E ela a magoou. Por outro lado…
Estou irritado comigo mesma também.
Não estava me perguntando hoje mesmo se não tinha algo de errado com elas? Não poderia ter evitado isso? Talvez sim. Pelo menos devia ter dado o alerta. Merda .

As lágrimas parecem ter parado um pouco. Ela está toda encolhida, com a cabeça sob meu queixo, soluçando com um lenço de papel na mão. Faço menção de me afastar, mas paro quando ela agarra minha camisa.

Ponho a mão sobre a dela, acariciando-a com o polegar. Tenho vontade de dizer que aquela babaca não vale as lágrimas derramadas. Relacionamento nenhum vale, mas não é o que ela precisa ouvir no momento.

Mesmo assim, aperto sua mão e tento me afastar de novo.

“Você vai sair?”, ela pergunta.

“Bem rapidinho.” Dou um beijo em sua testa.

Ela me encara com os olhos vermelhos e inchados. “Estou estragando sua noite. Você ia sair.”

Aperto de leve seu joelho. “Não me obriga a criar uma regra da casa proibindo você de dizer bobagens.”

“Sou eu quem faz as regras. Não você.” Ela abre um sorriso fraco. Eu retribuo. Essa é minha garota.
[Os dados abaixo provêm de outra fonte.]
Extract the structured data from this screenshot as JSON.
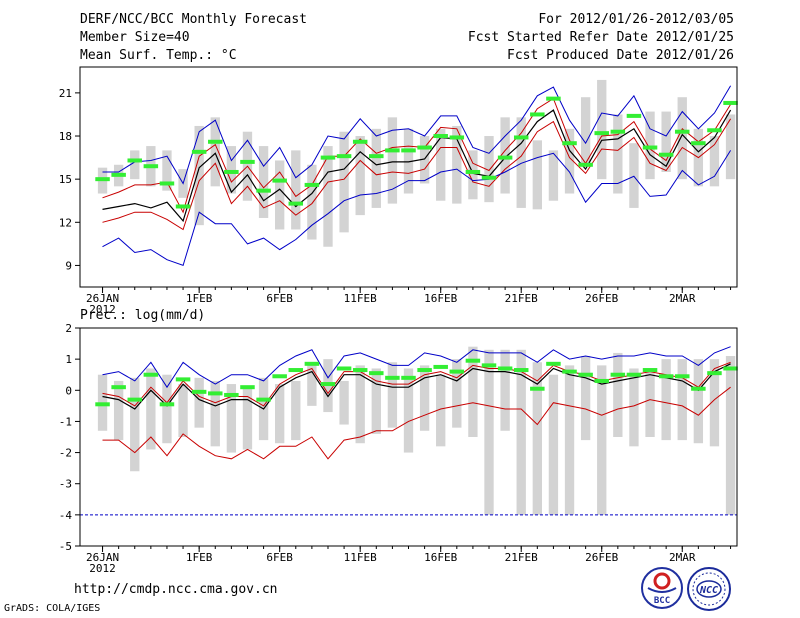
{
  "header": {
    "title": "DERF/NCC/BCC Monthly Forecast",
    "member_size": "Member Size=40",
    "variable": "Mean Surf. Temp.: °C",
    "period": "For 2012/01/26-2012/03/05",
    "start_date": "Fcst Started Refer Date 2012/01/25",
    "produced_date": "Fcst Produced Date 2012/01/26"
  },
  "footer": {
    "url": "http://cmdp.ncc.cma.gov.cn",
    "credit": "GrADS: COLA/IGES",
    "logo_bcc_text": "BCC",
    "logo_ncc_text": "NCC"
  },
  "colors": {
    "box": "#d3d3d3",
    "outer_line": "#0000c8",
    "inner_line": "#c80000",
    "mean_line": "#000000",
    "obs_bar": "#33ee33",
    "frame": "#000000"
  },
  "chart_data": [
    {
      "type": "line",
      "title": "Mean Surf. Temp.: °C",
      "xlabel": "",
      "ylabel": "",
      "x_ticks": [
        "26JAN",
        "1FEB",
        "6FEB",
        "11FEB",
        "16FEB",
        "21FEB",
        "26FEB",
        "2MAR"
      ],
      "x_tick_sub": "2012",
      "x_tick_days": [
        1,
        7,
        12,
        17,
        22,
        27,
        32,
        37
      ],
      "days": 40,
      "ylim": [
        7.5,
        22.8
      ],
      "yticks": [
        9,
        12,
        15,
        18,
        21
      ],
      "box_min": [
        14.0,
        14.5,
        15.0,
        14.5,
        14.2,
        13.7,
        11.8,
        14.5,
        14.0,
        13.5,
        12.3,
        11.5,
        11.5,
        10.8,
        10.3,
        11.3,
        12.5,
        13.0,
        13.3,
        14.0,
        14.7,
        13.5,
        13.3,
        13.6,
        13.4,
        14.0,
        13.0,
        12.9,
        13.5,
        14.0,
        16.0,
        15.0,
        14.0,
        13.0,
        15.0,
        15.5,
        15.0,
        14.5,
        14.5,
        15.0
      ],
      "box_max": [
        15.8,
        16.0,
        17.0,
        17.3,
        17.0,
        15.7,
        18.7,
        19.3,
        17.3,
        18.3,
        17.3,
        16.3,
        17.0,
        16.0,
        17.3,
        18.3,
        18.0,
        18.5,
        19.3,
        18.5,
        18.0,
        18.5,
        18.7,
        17.0,
        18.0,
        19.3,
        19.3,
        17.7,
        17.0,
        18.5,
        20.7,
        21.9,
        19.5,
        17.5,
        19.7,
        19.7,
        20.7,
        18.5,
        18.0,
        19.5
      ],
      "obs_mean": [
        15.0,
        15.3,
        16.3,
        15.9,
        14.7,
        13.1,
        16.9,
        17.6,
        15.5,
        16.2,
        14.2,
        14.9,
        13.3,
        14.6,
        16.5,
        16.6,
        17.6,
        16.6,
        17.0,
        17.0,
        17.2,
        18.0,
        17.9,
        15.5,
        15.1,
        16.5,
        17.9,
        19.5,
        20.6,
        17.5,
        16.0,
        18.2,
        18.3,
        19.4,
        17.2,
        16.7,
        18.3,
        17.5,
        18.4,
        20.3
      ],
      "series": [
        {
          "name": "max",
          "values": [
            15.5,
            15.5,
            16.2,
            16.3,
            16.6,
            14.7,
            18.3,
            19.1,
            16.3,
            17.7,
            15.9,
            17.2,
            15.1,
            16.0,
            18.0,
            17.8,
            19.2,
            18.0,
            18.4,
            18.5,
            18.0,
            19.4,
            19.4,
            17.2,
            16.8,
            18.0,
            19.1,
            20.8,
            21.4,
            19.1,
            17.5,
            19.6,
            19.4,
            20.8,
            18.5,
            18.0,
            19.7,
            18.5,
            19.6,
            21.5
          ]
        },
        {
          "name": "upper",
          "values": [
            13.7,
            14.1,
            14.6,
            14.6,
            14.8,
            12.7,
            16.6,
            17.4,
            14.8,
            15.9,
            14.4,
            15.5,
            13.8,
            14.6,
            16.6,
            16.6,
            17.8,
            16.8,
            17.2,
            17.3,
            17.2,
            18.6,
            18.5,
            16.1,
            15.6,
            17.0,
            18.2,
            19.9,
            20.6,
            17.7,
            16.1,
            18.0,
            18.1,
            19.0,
            17.1,
            16.3,
            18.5,
            17.6,
            18.4,
            20.2
          ]
        },
        {
          "name": "mean",
          "values": [
            12.9,
            13.1,
            13.3,
            13.0,
            13.4,
            12.1,
            15.8,
            16.8,
            14.1,
            15.3,
            13.5,
            14.3,
            13.1,
            14.0,
            15.5,
            15.7,
            16.9,
            16.0,
            16.2,
            16.2,
            16.4,
            17.9,
            17.8,
            15.4,
            15.2,
            16.5,
            17.5,
            19.0,
            19.8,
            17.0,
            15.7,
            17.7,
            17.8,
            18.5,
            16.7,
            15.9,
            18.1,
            16.9,
            17.9,
            19.8
          ]
        },
        {
          "name": "lower",
          "values": [
            12.0,
            12.3,
            12.7,
            12.7,
            12.2,
            11.5,
            14.9,
            16.1,
            13.3,
            14.5,
            13.0,
            13.5,
            12.5,
            13.3,
            14.8,
            15.0,
            16.3,
            15.3,
            15.5,
            15.4,
            15.7,
            17.2,
            17.2,
            14.8,
            14.5,
            15.7,
            16.6,
            18.3,
            19.0,
            16.5,
            15.4,
            17.1,
            17.0,
            17.9,
            16.1,
            15.6,
            17.2,
            16.5,
            17.4,
            19.2
          ]
        },
        {
          "name": "min",
          "values": [
            10.3,
            10.9,
            9.9,
            10.1,
            9.4,
            9.0,
            12.7,
            11.9,
            11.9,
            10.5,
            10.9,
            10.1,
            10.8,
            11.8,
            12.6,
            13.5,
            13.9,
            14.0,
            14.3,
            14.9,
            14.9,
            15.5,
            15.7,
            14.9,
            15.0,
            15.5,
            16.1,
            16.5,
            16.8,
            15.5,
            13.4,
            14.7,
            14.7,
            15.2,
            13.8,
            13.9,
            15.6,
            14.6,
            15.2,
            17.0
          ]
        }
      ]
    },
    {
      "type": "line",
      "title": "Prec.: log(mm/d)",
      "xlabel": "",
      "ylabel": "",
      "x_ticks": [
        "26JAN",
        "1FEB",
        "6FEB",
        "11FEB",
        "16FEB",
        "21FEB",
        "26FEB",
        "2MAR"
      ],
      "x_tick_sub": "2012",
      "x_tick_days": [
        1,
        7,
        12,
        17,
        22,
        27,
        32,
        37
      ],
      "days": 40,
      "ylim": [
        -5,
        2
      ],
      "yticks": [
        -5,
        -4,
        -3,
        -2,
        -1,
        0,
        1,
        2
      ],
      "box_min": [
        -1.3,
        -1.6,
        -2.6,
        -1.9,
        -1.7,
        -1.5,
        -1.2,
        -1.8,
        -2.0,
        -1.9,
        -1.6,
        -1.7,
        -1.6,
        -0.5,
        -0.7,
        -1.1,
        -1.7,
        -1.4,
        -1.2,
        -2.0,
        -1.3,
        -1.8,
        -1.2,
        -1.5,
        -4.0,
        -1.3,
        -4.0,
        -4.0,
        -4.0,
        -4.0,
        -1.6,
        -4.0,
        -1.5,
        -1.8,
        -1.5,
        -1.6,
        -1.6,
        -1.7,
        -1.8,
        -4.0
      ],
      "box_max": [
        0.5,
        0.3,
        0.4,
        0.7,
        0.5,
        0.2,
        0.4,
        0.3,
        0.2,
        0.1,
        0.4,
        0.2,
        0.3,
        0.9,
        1.0,
        0.3,
        0.8,
        0.7,
        0.9,
        0.7,
        0.8,
        0.5,
        1.0,
        1.4,
        1.3,
        1.3,
        1.3,
        0.9,
        0.5,
        0.8,
        1.1,
        0.8,
        1.2,
        0.7,
        0.6,
        1.0,
        1.0,
        1.0,
        1.0,
        1.1
      ],
      "obs_mean": [
        -0.45,
        0.1,
        -0.3,
        0.5,
        -0.45,
        0.35,
        -0.05,
        -0.1,
        -0.15,
        0.1,
        -0.3,
        0.45,
        0.65,
        0.85,
        0.2,
        0.7,
        0.65,
        0.55,
        0.4,
        0.4,
        0.65,
        0.75,
        0.6,
        0.95,
        0.8,
        0.7,
        0.65,
        0.05,
        0.85,
        0.6,
        0.5,
        0.3,
        0.5,
        0.5,
        0.65,
        0.45,
        0.45,
        0.05,
        0.55,
        0.7
      ],
      "series": [
        {
          "name": "max",
          "values": [
            0.5,
            0.6,
            0.3,
            0.9,
            0.1,
            0.9,
            0.5,
            0.2,
            0.5,
            0.5,
            0.3,
            0.8,
            1.1,
            1.3,
            0.4,
            1.1,
            1.2,
            1.0,
            0.8,
            0.8,
            1.2,
            1.1,
            0.9,
            1.3,
            1.2,
            1.2,
            1.2,
            0.9,
            1.3,
            1.0,
            1.1,
            1.0,
            1.1,
            1.1,
            1.2,
            1.1,
            1.1,
            0.8,
            1.2,
            1.4
          ]
        },
        {
          "name": "upper",
          "values": [
            -0.1,
            -0.2,
            -0.5,
            0.1,
            -0.4,
            0.3,
            -0.2,
            -0.4,
            -0.2,
            -0.2,
            -0.5,
            0.2,
            0.5,
            0.7,
            -0.1,
            0.6,
            0.6,
            0.3,
            0.2,
            0.2,
            0.5,
            0.6,
            0.4,
            0.8,
            0.7,
            0.7,
            0.6,
            0.3,
            0.8,
            0.6,
            0.5,
            0.3,
            0.4,
            0.5,
            0.6,
            0.5,
            0.4,
            0.1,
            0.7,
            0.9
          ]
        },
        {
          "name": "mean",
          "values": [
            -0.2,
            -0.3,
            -0.6,
            0.0,
            -0.5,
            0.2,
            -0.3,
            -0.5,
            -0.3,
            -0.3,
            -0.6,
            0.1,
            0.4,
            0.6,
            -0.2,
            0.5,
            0.5,
            0.2,
            0.1,
            0.1,
            0.4,
            0.5,
            0.3,
            0.7,
            0.6,
            0.6,
            0.5,
            0.2,
            0.7,
            0.5,
            0.4,
            0.2,
            0.3,
            0.4,
            0.5,
            0.4,
            0.3,
            0.0,
            0.6,
            0.85
          ]
        },
        {
          "name": "lower",
          "values": [
            -1.6,
            -1.6,
            -2.0,
            -1.5,
            -2.1,
            -1.4,
            -1.8,
            -2.1,
            -2.2,
            -1.9,
            -2.2,
            -1.8,
            -1.8,
            -1.5,
            -2.2,
            -1.6,
            -1.5,
            -1.3,
            -1.3,
            -1.0,
            -0.8,
            -0.6,
            -0.5,
            -0.4,
            -0.5,
            -0.6,
            -0.6,
            -1.1,
            -0.4,
            -0.5,
            -0.6,
            -0.8,
            -0.6,
            -0.5,
            -0.3,
            -0.4,
            -0.5,
            -0.8,
            -0.3,
            0.1
          ]
        },
        {
          "name": "min",
          "values": [
            -4.0,
            -4.0,
            -4.0,
            -4.0,
            -4.0,
            -4.0,
            -4.0,
            -4.0,
            -4.0,
            -4.0,
            -4.0,
            -4.0,
            -4.0,
            -4.0,
            -4.0,
            -4.0,
            -4.0,
            -4.0,
            -4.0,
            -4.0,
            -4.0,
            -4.0,
            -4.0,
            -4.0,
            -4.0,
            -4.0,
            -4.0,
            -4.0,
            -4.0,
            -4.0,
            -4.0,
            -4.0,
            -4.0,
            -4.0,
            -4.0,
            -4.0,
            -4.0,
            -4.0,
            -4.0,
            -4.0
          ]
        }
      ]
    }
  ]
}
“Só uns dez minutinhos”, digo, apertando seu joelho outra vez.

Pego minha carteira no balcão da cozinha e vou até o carro. Volto em um tempo recorde de oito minutos, com os suprimentos necessários.

Uma rápida olhada pela sala de estar confirma que ela ainda está no sofá, mas deitada de lado.

Procuro nos armários da cozinha, mas não consigo encontrar as taças de champanhe. Juro que a gente tinha umas dez, só que é uma casa de solteiras de vinte e poucos anos. Cristais finos não duram muito tempo aqui. Tenho que me contentar com umas taças grossas de vidro. Tiro a rolha da garrafa e encho uma quase até a boca.
Volto para a sala, onde Rafaella torna a sentar.